We have a good idea about substations, they are used for controlling, switching, protection, and step-up or step-down voltages purposes for the T&D of electric energy. We have Air insulated and Gas insulated substations in general.
A Gas Insulated Substation (GIS) is a high-voltage substation in which the major electrical equipment is contained in a sealed environment with sulfur hexafluoride gas as the insulating medium. GIS technology offers several advantages over traditional air-insulated substations (AIS) in terms of compactness, reliability, and safety.
Japan introduced Gas insulated Substation technology. Its research and development studies started in 1963 and the first GIS was of 84 kV value in 1968. After that, they introduced 550kV in 1973.
Insulation material: We desire a substation of compact size and for insulation in GIS we used SF-6 Gas (Sulphur Hexa-fluoride Gas) over air used in air insulated substation. Because the insulating property of SF-6 is 2 to 3 times is more than air at a specific pressure.
Advantages of GIS:
•Clearances for GIS, roughly a tenth of that for AIS
•With GIS technology, the clearance needed for phase-to-phase or phase-to-ground for all equipment is much less than that of an AIS or air-insulated substation.
•The total space required for a GIS is roughly a tenth of that needed for a conventional AIS facility. While the conventional, AIS requires several feet of air insulation to isolate a conductor, SF6 gas insulation only needs inches, allowing a GIS facility to fit into areas far smaller than that of an AIS facility. A GIS is mainly constructed where real estate space is expensive or scarce.
- Used for environment sensitive-
•GIS technology is a good choice to use in arctic or desert locations, as it can be enclosed in a building that is environmentally protected from extreme conditions.
•In addition to protecting the system components from extreme heat and cold, GIS technology encloses the electrical components within a Faraday cage which shields the system from potential lightning strikes.
Disadvantages of GIS Systems
GIS equipment tends to have a higher initial cost compared to AIS.
• Delivery of SF6 gas to the site can be problematic.
• GIS substations are indoor type, requiring a separate building.
• System cleaning/maintenance is critical to reducing conductive particle contamination.
• Particle or moisture contamination inside the compartment causes flashovers.
• Outages can be extremely long, and the damage to the system will normally be severe following a fault condition at a GIS substation.
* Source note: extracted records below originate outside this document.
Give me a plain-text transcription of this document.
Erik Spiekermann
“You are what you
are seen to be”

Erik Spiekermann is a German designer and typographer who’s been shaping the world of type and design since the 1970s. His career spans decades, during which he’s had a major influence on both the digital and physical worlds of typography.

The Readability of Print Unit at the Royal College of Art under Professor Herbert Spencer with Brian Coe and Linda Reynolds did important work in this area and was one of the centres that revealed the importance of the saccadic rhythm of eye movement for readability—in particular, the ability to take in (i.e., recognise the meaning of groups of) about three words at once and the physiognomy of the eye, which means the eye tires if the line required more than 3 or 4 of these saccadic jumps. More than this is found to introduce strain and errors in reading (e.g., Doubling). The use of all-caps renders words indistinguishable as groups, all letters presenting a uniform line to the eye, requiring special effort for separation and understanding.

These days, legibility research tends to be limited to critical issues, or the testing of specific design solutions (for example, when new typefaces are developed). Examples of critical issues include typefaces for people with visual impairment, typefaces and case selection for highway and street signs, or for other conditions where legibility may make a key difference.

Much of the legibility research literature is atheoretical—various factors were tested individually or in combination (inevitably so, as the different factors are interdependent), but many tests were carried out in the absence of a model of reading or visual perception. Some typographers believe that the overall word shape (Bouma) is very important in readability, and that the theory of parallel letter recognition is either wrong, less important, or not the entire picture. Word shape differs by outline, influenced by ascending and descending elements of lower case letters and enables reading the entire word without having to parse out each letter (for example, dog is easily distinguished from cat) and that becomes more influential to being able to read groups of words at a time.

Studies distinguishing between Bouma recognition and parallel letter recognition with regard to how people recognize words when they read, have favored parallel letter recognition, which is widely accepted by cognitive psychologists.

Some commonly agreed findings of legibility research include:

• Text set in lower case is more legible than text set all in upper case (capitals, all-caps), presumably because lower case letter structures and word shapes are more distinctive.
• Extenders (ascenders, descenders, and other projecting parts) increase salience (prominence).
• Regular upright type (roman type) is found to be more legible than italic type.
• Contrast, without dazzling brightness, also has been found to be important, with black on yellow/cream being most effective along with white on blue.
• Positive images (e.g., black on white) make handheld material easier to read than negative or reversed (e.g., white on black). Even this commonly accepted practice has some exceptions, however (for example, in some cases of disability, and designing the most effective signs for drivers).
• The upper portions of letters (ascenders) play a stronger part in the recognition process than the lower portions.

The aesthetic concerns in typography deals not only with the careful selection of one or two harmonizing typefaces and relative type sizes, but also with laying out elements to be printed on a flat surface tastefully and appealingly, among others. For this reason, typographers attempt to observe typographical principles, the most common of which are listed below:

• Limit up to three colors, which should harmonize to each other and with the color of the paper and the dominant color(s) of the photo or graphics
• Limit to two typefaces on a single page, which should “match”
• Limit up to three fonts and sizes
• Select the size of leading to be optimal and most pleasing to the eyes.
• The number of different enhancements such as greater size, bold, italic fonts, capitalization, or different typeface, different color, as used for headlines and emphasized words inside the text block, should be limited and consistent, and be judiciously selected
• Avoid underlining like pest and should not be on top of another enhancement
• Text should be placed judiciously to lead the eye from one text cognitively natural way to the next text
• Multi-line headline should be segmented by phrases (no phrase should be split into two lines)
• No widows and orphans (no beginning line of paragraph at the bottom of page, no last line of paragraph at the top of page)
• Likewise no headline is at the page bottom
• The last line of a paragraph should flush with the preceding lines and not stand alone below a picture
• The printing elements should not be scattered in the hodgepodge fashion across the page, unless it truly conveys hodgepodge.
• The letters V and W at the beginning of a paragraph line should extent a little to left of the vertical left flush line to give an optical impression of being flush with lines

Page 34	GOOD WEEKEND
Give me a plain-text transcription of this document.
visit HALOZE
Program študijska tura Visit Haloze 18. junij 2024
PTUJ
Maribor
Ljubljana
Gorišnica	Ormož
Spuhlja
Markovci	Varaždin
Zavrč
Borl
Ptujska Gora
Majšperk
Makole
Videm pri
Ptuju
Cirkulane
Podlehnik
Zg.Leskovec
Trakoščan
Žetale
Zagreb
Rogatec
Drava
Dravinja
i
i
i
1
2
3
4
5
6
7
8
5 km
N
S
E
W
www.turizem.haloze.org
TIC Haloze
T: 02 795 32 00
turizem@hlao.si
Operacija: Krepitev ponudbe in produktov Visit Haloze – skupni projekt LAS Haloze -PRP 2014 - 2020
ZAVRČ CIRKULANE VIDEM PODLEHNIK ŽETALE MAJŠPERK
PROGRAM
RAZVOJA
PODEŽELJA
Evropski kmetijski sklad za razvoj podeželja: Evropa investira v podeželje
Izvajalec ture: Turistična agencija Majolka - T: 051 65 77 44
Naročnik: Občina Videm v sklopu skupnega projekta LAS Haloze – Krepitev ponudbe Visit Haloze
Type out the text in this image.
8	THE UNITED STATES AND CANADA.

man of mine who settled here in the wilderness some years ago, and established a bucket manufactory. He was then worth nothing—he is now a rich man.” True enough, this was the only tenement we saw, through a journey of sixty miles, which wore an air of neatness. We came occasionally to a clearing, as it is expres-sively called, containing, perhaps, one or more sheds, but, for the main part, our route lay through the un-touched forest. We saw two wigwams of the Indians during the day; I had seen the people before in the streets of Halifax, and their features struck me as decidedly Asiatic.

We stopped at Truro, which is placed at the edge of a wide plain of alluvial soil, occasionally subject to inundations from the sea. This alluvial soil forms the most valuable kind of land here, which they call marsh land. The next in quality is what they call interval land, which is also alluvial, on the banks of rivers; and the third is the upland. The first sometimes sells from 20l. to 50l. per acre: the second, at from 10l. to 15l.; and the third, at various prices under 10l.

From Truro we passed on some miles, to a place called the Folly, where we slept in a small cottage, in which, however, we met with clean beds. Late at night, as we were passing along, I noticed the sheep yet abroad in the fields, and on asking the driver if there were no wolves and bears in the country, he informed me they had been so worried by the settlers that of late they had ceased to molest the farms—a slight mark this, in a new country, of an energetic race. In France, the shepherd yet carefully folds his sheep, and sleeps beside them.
• Access to live parts for maintenance is more problematic and harder to diagnose without gas reclamation and disassembly of the modules.
Types of Equipment Modules in GIS
GIS equipment is often designed in modular units, making it easier to expand or upgrade substations as needed. This modularity also simplifies transportation and installation.
Types of modules include:
• current transformers
• voltage transformers
• Disconnector switches and ground switches
• interconnecting bus
• surge arresters
• Cable connections to the rest of the electric power system
local control cubicle
Gas Insulated Substations have become increasingly popular in modern electrical infrastructure due to their numerous advantages, especially in densely populated areas where space is limited, and reliability is crucial. However, ongoing research and development are focused on addressing the environmental concerns associated with SF6 gas and finding more sustainable alternatives.